The third scenario, Dahlquist said, would improve the online learning program "in case there is a need for it later in the school year," such as if schools need to shut down again.

"Even if we don't start the school year with that online learning piece, there is a good chance or possibility that we would go into that scenario again," Dahlquist said. "Regardless of how we start the school year we really wanted to make online learning or Remote Learning 2.0 better than it was in the spring."

Again, the district is waiting for guidance from the state, but in the interim, it has sought feedback from parents, students and staff on the online learning methods used during the shutdown.

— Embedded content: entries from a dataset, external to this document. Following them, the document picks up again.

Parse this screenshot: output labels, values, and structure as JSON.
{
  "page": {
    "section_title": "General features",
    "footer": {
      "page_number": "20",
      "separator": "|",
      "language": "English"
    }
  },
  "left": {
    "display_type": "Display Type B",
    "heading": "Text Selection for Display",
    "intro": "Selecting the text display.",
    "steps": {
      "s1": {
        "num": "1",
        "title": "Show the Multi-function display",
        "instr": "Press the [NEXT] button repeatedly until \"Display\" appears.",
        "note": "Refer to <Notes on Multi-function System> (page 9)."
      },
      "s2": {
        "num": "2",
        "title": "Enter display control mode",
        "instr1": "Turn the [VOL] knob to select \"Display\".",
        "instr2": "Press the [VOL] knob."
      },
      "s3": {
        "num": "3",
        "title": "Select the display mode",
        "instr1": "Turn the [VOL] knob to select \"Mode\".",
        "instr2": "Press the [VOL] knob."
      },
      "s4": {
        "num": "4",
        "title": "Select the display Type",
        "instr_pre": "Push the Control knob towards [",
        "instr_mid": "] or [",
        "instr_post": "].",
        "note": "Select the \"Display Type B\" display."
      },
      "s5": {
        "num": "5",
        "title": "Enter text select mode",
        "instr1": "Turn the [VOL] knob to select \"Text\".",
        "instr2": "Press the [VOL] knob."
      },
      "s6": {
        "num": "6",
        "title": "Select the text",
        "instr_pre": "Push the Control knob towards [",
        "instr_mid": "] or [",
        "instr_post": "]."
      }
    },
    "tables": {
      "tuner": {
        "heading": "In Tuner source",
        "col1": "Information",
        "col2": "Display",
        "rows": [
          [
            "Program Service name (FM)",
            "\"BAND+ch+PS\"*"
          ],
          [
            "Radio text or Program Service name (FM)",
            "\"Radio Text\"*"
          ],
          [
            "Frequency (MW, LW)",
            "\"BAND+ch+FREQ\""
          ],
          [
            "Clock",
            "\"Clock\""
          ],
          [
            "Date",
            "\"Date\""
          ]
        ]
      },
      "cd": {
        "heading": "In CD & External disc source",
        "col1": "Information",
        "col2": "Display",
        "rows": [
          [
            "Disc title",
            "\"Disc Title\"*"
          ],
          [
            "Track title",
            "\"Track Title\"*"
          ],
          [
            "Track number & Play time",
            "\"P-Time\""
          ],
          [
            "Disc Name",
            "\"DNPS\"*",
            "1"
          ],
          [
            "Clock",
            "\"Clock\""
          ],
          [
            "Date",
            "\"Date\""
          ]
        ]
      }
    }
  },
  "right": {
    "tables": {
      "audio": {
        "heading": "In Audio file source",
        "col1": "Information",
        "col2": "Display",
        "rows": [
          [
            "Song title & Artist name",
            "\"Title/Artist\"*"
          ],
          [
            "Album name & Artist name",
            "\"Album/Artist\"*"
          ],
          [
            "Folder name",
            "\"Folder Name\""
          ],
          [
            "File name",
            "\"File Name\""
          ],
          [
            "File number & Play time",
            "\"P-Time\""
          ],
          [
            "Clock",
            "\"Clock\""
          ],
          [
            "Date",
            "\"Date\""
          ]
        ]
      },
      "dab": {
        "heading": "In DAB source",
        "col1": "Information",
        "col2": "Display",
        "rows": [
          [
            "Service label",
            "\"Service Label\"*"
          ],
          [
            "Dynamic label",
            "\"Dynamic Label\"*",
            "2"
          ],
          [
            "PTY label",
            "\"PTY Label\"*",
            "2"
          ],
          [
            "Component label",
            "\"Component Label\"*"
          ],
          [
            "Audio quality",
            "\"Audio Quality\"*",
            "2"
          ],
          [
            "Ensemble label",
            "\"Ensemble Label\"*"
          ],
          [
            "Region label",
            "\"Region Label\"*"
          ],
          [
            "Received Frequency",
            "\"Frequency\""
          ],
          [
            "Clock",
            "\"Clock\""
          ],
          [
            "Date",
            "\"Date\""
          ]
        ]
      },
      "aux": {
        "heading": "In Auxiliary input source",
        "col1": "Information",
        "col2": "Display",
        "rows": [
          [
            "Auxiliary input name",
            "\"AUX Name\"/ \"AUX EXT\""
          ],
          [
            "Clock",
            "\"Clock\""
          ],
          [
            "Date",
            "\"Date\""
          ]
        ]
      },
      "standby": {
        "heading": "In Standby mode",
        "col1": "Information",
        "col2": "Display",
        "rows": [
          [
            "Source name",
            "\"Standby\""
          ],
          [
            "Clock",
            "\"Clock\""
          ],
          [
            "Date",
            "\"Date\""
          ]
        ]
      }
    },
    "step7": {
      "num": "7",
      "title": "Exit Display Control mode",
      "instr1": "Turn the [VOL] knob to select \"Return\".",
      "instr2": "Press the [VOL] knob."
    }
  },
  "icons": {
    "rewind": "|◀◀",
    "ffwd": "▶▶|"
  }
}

"Some of the things that worked well, we really want to do better," she said, including prerecorded lessons where a teacher makes a video of the lesson and distributes it to students to be available at any time.

The district would also improve or increase live interaction at the elementary level, she said, for which teachers could also receive more training. Students with disabilities and their families also expressed a need for more live interaction and work with related providers.

Dahlquist said the district is also weighing how to get textbooks into the hands of students,or paper copies to families, a method that could be done through a drive-through.

A committee will be created by the end of this month, Dahlquist said, consisting of parents, students, staff and administrators, to review and revise schedule options and priorities. The delay in creating the committee, Dahlquist said, comes from a desire to receive guidance from the state on what the coming school year will look like.